Angin puting beliung yang melanda wilayah tersebut sebelumnya menyebabkan kerusakan pada sejumlah rumah warga dan fasilitas pendidikan. Menanggapi situasi ini, Pemerintah Kabupaten Bengkalis segera menerjunkan tim untuk melakukan pendataan, penanganan darurat, serta koordinasi penyaluran bantuan kepada para korban.
Bantuan yang diberikan berasal dari Persatuan Guru Republik Indonesia (PGRI) Kecamatan Bukit Batu dan Badan Amil Zakat Nasional (Baznas) Kabupaten Bengkalis. PGRI Kecamatan Bukit Batu menyalurkan bantuan sebesar Rp15 juta kepada SMP Negeri 1 Bandar Laksamana dan Rp4.791.000 kepada TK Negeri 1 Bandar Laksamana. Sementara itu, Baznas Kabupaten Bengkalis memberikan bantuan Rp15 juta kepada SMP Negeri 1 Bandar Laksamana dan Rp5 juta kepada TK Negeri 1 Bandar Laksamana.
Selain itu, Baznas juga menyalurkan dana sebesar Rp15 juta untuk membantu perbaikan dua rumah yang mengalami kerusakan berat dan Rp7,5 juta untuk tiga rumah yang mengalami kerusakan ringan. Bupati Kasmarni menyampaikan keprihatinannya atas musibah yang dialami masyarakat Desa Api-Api dan memastikan bahwa pemerintah daerah akan terus memberikan perhatian serta dukungan kepada warga yang terdampak.
“Musibah ini tentu menjadi duka bagi kita semua. Namun, saya yakin dengan semangat kebersamaan dan gotong royong, kita mampu bangkit. Pemkab Bengkalis akan terus hadir memberikan perhatian serta dukungan kepada masyarakat terdampak,” ujar Kasmarni. Ia juga mengapresiasi PGRI, Baznas, dan seluruh pihak yang telah memberikan bantuan moril maupun materiil kepada masyarakat.
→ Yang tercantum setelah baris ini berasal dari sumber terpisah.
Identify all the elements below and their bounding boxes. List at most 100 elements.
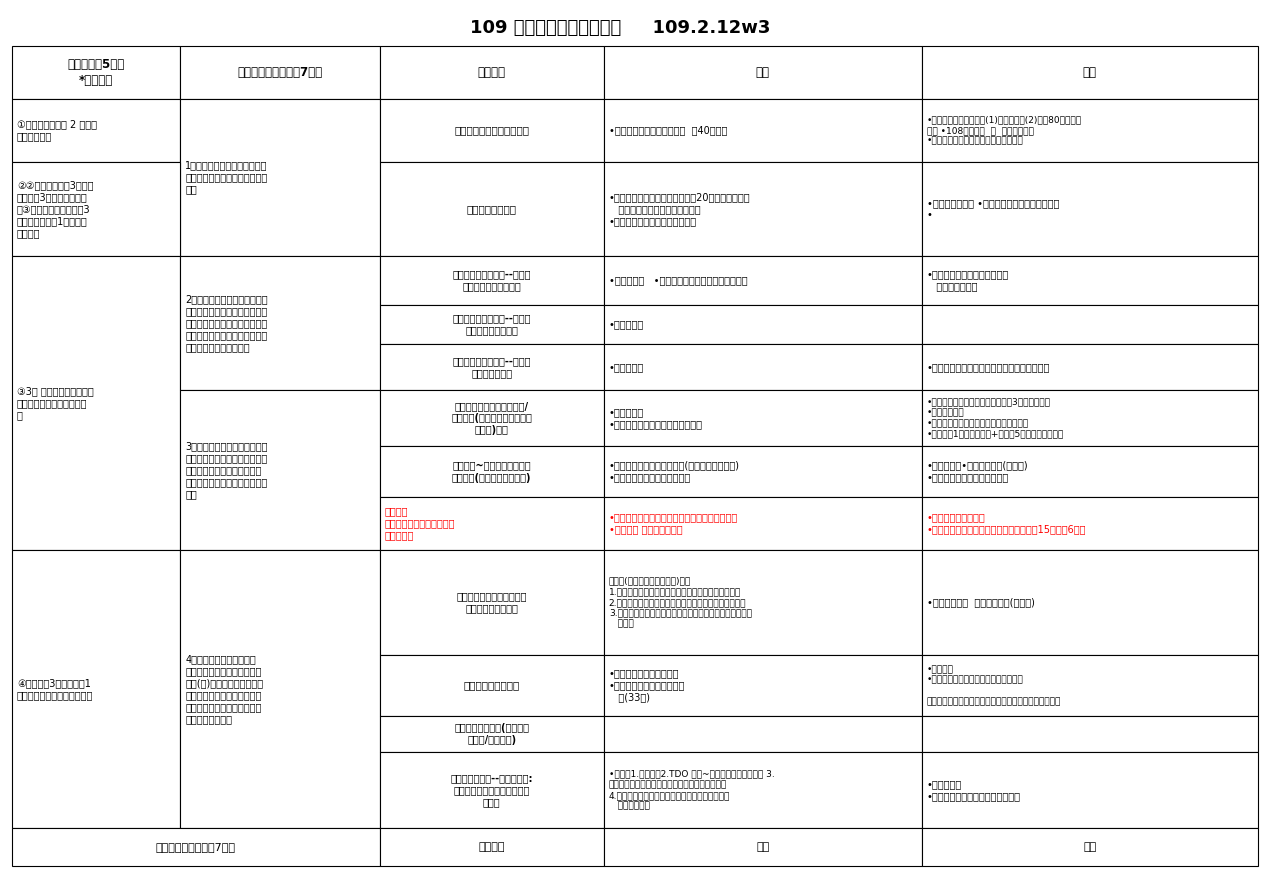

Kasmarni menekankan bahwa kepedulian tersebut menunjukkan kuatnya solidaritas dan semangat gotong royong dalam membantu warga yang sedang menghadapi musibah. Menghadapi potensi bencana susulan, Kasmarni mengimbau masyarakat untuk meningkatkan kewaspadaan terhadap cuaca ekstrem. Ia juga meminta perangkat daerah, pemerintah kecamatan, dan pemerintah desa untuk memperkuat koordinasi serta langkah mitigasi guna mengurangi risiko bencana dan menjamin keselamatan masyarakat.
Pemerintah Kabupaten Bengkalis akan terus memantau kondisi warga dan fasilitas yang terdampak agar proses pemulihan dapat berjalan secara bertahap sesuai kebutuhan di lapangan.